Extra! Korea

March 30, 2009

Google compromises on Internet free speech in S. Korea

Filed under: censorship — extrakorea @ 3:44 am

(from the Hankyoreh newspaper)

Google Korea submits to government’s trend towards curbing Internet freedoms by implementing a “real name system”

Google, the world’s largest Internet company, has finally submitted to South Korea’s unprecedented Internet regulations, including agreeing to implement a “real name” system in which any South Korean can post their contents only after they confirm their resident registration number.

   The company plans to reorganize its site beginning April 1 so that subscribers in South Korea must confirm their real names before posting materials or replies on YouTube Korea. Concurrently April 1 is when the amendment to South Korea’s Act on the Promotion of Information and Communications Network Utilization and User Protection will go into effect. It expands the scope of sites subject to the real name registration system to those that have at least 100,000 users per day.

[ snip ]

The head offices of Google have explored various means of bypassing the “real-name registration system,” arguing that freedom of expression should be experienced globally by all users, including proposing to shut down YouTube services in South Korea but to no avail. A representative of Google Korea says that South Korea “is the first country worldwide for which Google will be collecting real-name information that can be used to identify individuals.”

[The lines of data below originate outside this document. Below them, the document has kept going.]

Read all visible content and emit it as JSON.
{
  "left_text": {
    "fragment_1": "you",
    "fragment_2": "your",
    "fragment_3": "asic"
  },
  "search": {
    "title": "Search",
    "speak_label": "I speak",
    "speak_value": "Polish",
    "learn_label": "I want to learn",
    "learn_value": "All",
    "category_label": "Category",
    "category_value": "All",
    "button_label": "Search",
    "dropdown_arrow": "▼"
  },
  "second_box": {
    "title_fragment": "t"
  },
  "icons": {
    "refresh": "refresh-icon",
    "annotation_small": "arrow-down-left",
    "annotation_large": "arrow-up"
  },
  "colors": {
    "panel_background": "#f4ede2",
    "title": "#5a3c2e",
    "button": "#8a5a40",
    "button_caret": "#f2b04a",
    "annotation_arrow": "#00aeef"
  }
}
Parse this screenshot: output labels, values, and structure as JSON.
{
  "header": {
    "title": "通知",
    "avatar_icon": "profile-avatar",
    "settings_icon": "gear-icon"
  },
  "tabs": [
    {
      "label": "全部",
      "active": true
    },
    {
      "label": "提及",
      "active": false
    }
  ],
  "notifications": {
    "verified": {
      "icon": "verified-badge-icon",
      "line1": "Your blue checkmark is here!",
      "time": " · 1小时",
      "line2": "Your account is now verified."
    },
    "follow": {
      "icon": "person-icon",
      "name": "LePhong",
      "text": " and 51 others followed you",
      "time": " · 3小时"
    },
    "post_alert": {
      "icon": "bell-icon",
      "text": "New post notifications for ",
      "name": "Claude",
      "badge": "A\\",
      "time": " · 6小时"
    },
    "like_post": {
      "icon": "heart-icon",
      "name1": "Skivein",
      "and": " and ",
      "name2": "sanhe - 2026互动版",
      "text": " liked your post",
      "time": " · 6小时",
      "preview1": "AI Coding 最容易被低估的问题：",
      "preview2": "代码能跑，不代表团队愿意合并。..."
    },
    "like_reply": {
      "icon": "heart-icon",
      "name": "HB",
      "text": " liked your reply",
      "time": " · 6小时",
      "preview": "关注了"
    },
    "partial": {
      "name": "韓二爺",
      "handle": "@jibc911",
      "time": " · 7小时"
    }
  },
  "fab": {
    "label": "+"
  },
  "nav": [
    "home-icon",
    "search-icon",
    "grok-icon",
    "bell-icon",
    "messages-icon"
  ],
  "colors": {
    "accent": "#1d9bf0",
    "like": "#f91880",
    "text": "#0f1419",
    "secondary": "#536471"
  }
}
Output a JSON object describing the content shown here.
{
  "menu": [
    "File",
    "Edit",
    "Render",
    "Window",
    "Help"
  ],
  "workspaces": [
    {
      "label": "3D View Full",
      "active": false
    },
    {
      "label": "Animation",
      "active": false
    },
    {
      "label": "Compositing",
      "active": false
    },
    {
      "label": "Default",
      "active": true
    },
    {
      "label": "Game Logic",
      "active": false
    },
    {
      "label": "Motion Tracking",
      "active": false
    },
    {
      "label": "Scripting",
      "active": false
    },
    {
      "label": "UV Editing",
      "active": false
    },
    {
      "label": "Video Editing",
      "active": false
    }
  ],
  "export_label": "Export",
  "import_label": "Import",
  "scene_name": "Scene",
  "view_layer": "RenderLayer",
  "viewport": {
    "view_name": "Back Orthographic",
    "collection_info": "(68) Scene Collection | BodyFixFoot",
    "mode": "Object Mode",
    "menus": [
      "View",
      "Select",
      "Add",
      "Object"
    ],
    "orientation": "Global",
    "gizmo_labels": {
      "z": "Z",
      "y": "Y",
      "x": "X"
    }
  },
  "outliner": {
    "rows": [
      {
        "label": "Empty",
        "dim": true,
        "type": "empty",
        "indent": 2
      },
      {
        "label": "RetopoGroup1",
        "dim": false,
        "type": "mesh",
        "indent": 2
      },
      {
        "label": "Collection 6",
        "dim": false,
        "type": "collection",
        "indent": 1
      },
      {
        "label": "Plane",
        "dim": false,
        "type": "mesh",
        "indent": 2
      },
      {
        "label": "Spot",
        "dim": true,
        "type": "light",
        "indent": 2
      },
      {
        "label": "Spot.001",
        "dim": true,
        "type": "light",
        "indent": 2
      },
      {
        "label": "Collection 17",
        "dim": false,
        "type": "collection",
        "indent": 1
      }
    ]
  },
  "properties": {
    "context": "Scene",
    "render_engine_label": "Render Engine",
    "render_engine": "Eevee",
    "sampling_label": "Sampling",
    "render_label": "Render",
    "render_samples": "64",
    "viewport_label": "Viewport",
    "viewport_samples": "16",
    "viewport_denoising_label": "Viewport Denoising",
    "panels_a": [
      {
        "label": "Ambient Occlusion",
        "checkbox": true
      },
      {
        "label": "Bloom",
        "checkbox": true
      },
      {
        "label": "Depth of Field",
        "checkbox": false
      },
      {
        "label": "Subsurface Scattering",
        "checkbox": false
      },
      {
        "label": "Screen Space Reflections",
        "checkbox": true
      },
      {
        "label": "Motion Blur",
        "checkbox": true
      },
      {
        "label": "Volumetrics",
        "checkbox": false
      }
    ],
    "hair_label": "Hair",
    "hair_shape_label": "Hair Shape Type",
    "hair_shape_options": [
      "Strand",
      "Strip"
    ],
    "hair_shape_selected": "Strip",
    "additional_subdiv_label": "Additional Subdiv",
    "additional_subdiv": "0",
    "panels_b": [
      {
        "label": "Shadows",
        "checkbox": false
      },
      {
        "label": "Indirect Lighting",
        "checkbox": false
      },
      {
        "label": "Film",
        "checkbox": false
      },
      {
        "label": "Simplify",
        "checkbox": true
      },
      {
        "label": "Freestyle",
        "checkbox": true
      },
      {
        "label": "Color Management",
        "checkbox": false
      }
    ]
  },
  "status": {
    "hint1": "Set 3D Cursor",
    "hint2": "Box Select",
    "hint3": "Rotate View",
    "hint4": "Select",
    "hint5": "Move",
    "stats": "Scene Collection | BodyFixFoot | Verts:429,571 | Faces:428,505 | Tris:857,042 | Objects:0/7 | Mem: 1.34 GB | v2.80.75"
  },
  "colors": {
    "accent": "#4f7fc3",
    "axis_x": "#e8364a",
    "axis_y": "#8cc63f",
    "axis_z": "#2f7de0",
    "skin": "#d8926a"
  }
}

First Minerva, now this. Free speech isn’t absolute, but the Lee Myung-bak administration seems to be a little unclear on the concept of “democracy.”

2 Comments »

  1. Are Korea’s regulations really “unprecedented”? I’m asking, not saying, but I imagine that in China they are at least as rigid. But I could be wrong.

    Comment by kushibo — March 30, 2009 @ 9:24 am

    • kushibo:

      Are Korea’s regulations really “unprecedented”? I’m asking, not saying, but I imagine that in China they are at least as rigid. But I could be wrong.

      I’m quite sure that China is more rigid, but South Korea is supposed to be a democracy.